How Much Do 401(k)s Cost the Treasury?
Alicia H. Munnell is a columnist for MarketWatch and director of the Center for Retirement Research at Boston College.
Contributions to 401(k) plans are treated favorably under the federal personal income tax. The government does not tax either the employee or employer contributions to these plans or the investment earnings on the contributions until the monies are withdrawn in retirement. In addition, deferral shifts income to a time of life when people have less income and thereby face a lower tax rate. This treatment significantly reduces the lifetime income taxes of those employees who receive part of their compensation in contributions to a 401(k) compared to those who receive all their money in cash wages.
This favorable treatment costs the Treasury money. Precisely how much it costs has become a hotly debated topic given the enthusiasm, in the face of large and rising deficits, for increasing revenues by cutting tax expenditures.
Historically, the federal government estimated the revenue loss on a cash basis. Under this concept, the loss is the net of two figures: 1) the revenue that would be gained from the current taxation of annual contributions and investment earnings in, say, 2010, and the amount that would be lost in 2010 from not taxing benefits in retirement, as is done currently.
While the cash flow approach is meaningful for permanent deductions and exclusions, it does not properly account for deferrals. Consider the case where annual contributions to a plan and investment earnings exactly equal withdrawals during that year. Under cash flow accounting, the revenue loss would equal zero. Yet, individuals covered by these plans enjoy the advantage of deferring taxes on contributions and investment earnings until after retirement. The problem is not that cash flow calculations overstate or understate the revenue loss; the problem is that they do not measure the benefit of deferral.
The correct way to estimate the true economic cost of the tax provisions associated with 401(k)s and similar defined contribution plans –referred to below simply as 401(k) plans – is the present value of the revenue foregone, net of the present value of future tax payments, of activities undertaken in a given year. Unfortunately, the present value estimates range from $134 billion (Table 17-4, “Tax Expenditures,” Analytic Perspectives, Budget of the United States) to $27 billion (“Retirement Savings and Tax Expenditure Estimates,” American Society of Pension Professionals & Actuaries (ASPPA), May 2011).
What’s a reasonable number? Our estimate, which will be discussed in next week’s blog post, is between $50 and $70 billion. Why then is the ASPPA number so low and the Budget number so high?
The ASPPA estimate is so low because the authors assume that contributions in 2010 amounted to $110 billion. However, data for 2009 from the Department of Labor Form 5500 show employer contributions of $110 billion and employee contributions of $172 billion for a total of $283 billion. So the ASPPA estimate is based on less than 40 percent of the total contributions to defined contribution plans.

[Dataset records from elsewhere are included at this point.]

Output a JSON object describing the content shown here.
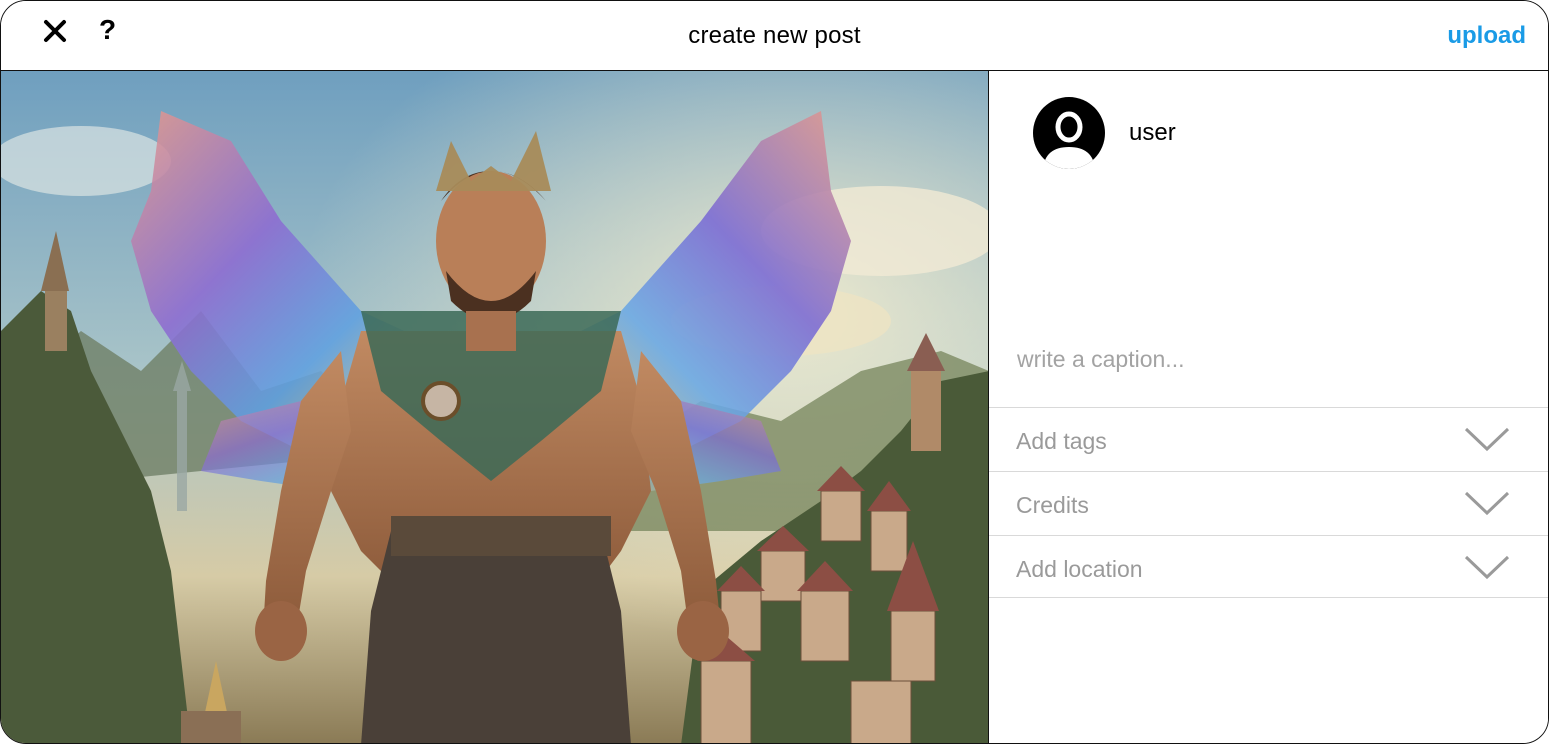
{
  "header": {
    "title": "create new post",
    "upload_label": "upload",
    "help_label": "?",
    "close_icon": "close-icon",
    "accent_color": "#1a9be6"
  },
  "post": {
    "image_description_icon": "fantasy-image"
  },
  "user": {
    "name": "user",
    "avatar_icon": "user-avatar-icon"
  },
  "caption": {
    "placeholder": "write a caption..."
  },
  "options": [
    {
      "label": "Add tags",
      "icon": "chevron-down-icon"
    },
    {
      "label": "Credits",
      "icon": "chevron-down-icon"
    },
    {
      "label": "Add location",
      "icon": "chevron-down-icon"
    }
  ]
}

The Budget number is so high for two reasons. First, it is based on IRS Statistics of Income data, which suggest 401(k) contributions 30 percent larger than the Department of Labor Form 5500. Second, the Budget calculation assumes that all 401(k) money is invested in bonds. Therefore, if the money were not in a 401(k) account – the counterfactual – it would be taxed annually at the full rate. In fact, two thirds of 401(k) assets are invested in equities where gains are taxed only when realized and both dividends and gains are taxed at a preferential rate of at most 15 percent.
In short, the ASPPA number is simply incorrect because it is based on only 40 percent of contributions. The Budget number is too high because of unrealistic assumptions. The preferences accorded 401(k) plans probably amount to between $50 and $70 billion each year, still a non-trivial sum.